Was ist ein Flash-Loan-Angriff?
Ein Flash-Loan-Angriff leiht sich innerhalb einer einzigen atomaren Transaktion einen grossen Kryptowährungsbetrag ohne Sicherheiten aus, nutzt dieses Kapital zur Manipulation von Marktbedingungen oder zur Ausnutzung einer Protokollschwachstelle, extrahiert Gewinn und zahlt das Darlehen in derselben Transaktion zurück. Falls ein Schritt scheitert, wird die gesamte Transaktion rückabgewickelt und der Angreifer verliert nur die Gaskosten. Der Euler-Finance-Hack im März 2023, bei dem 197 Millionen Dollar abgezogen wurden, ist eines der grössten dokumentierten Beispiele.
Woran erkenne ich, ob ein von mir genutztes DeFi-Protokoll kompromittiert wurde?

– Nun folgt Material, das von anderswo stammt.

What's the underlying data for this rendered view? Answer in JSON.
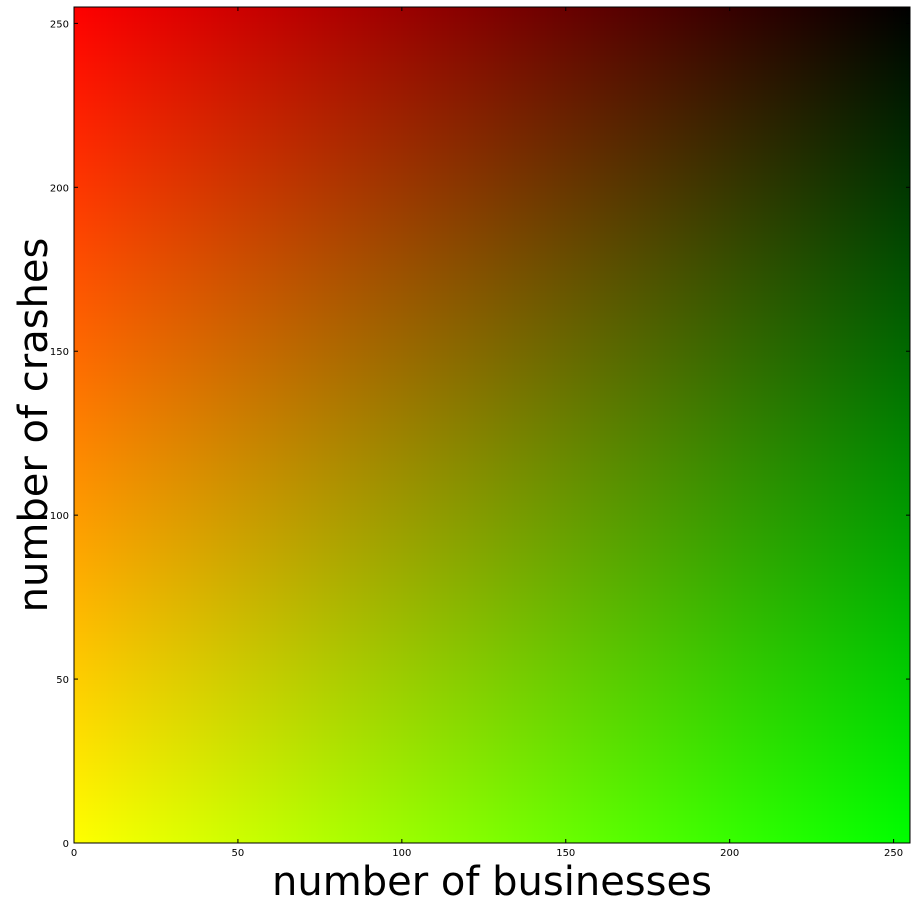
{
  "chart_data": {
    "type": "heatmap",
    "title": "",
    "xlabel": "number of businesses",
    "ylabel": "number of crashes",
    "xlim": [
      0,
      255
    ],
    "ylim": [
      0,
      255
    ],
    "x_ticks": [
      0,
      50,
      100,
      150,
      200,
      250
    ],
    "y_ticks": [
      0,
      50,
      100,
      150,
      200,
      250
    ],
    "x_tick_labels": [
      "0",
      "50",
      "100",
      "150",
      "200",
      "250"
    ],
    "y_tick_labels": [
      "0",
      "50",
      "100",
      "150",
      "200",
      "250"
    ],
    "grid": false,
    "legend": "none",
    "color_model": "red = 255 - businesses, green = 255 - crashes, blue = 0",
    "corner_colors": {
      "bottom-left": "#ffff00",
      "bottom-right": "#00ff00",
      "top-left": "#ff0000",
      "top-right": "#000000"
    }
  }
}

Folgen Sie den offiziellen Konten des Protokolls auf mehreren Kanälen (Discord, Telegram). On-Chain-Überwachungstools wie der TVL-Tracker von DeFiLlama (plötzliche TVL-Einbrüche sind ein Signal) und rekt.news veröffentlichen Exploit-Warnungen schnell. Für Protokolle, die Sie regelmässig nutzen, sollten Sie Token-Balance-Benachrichtigungen für Ihre Wallet-Adressen über Tools wie Webacy oder den Benachrichtigungsdienst von Etherscan einrichten.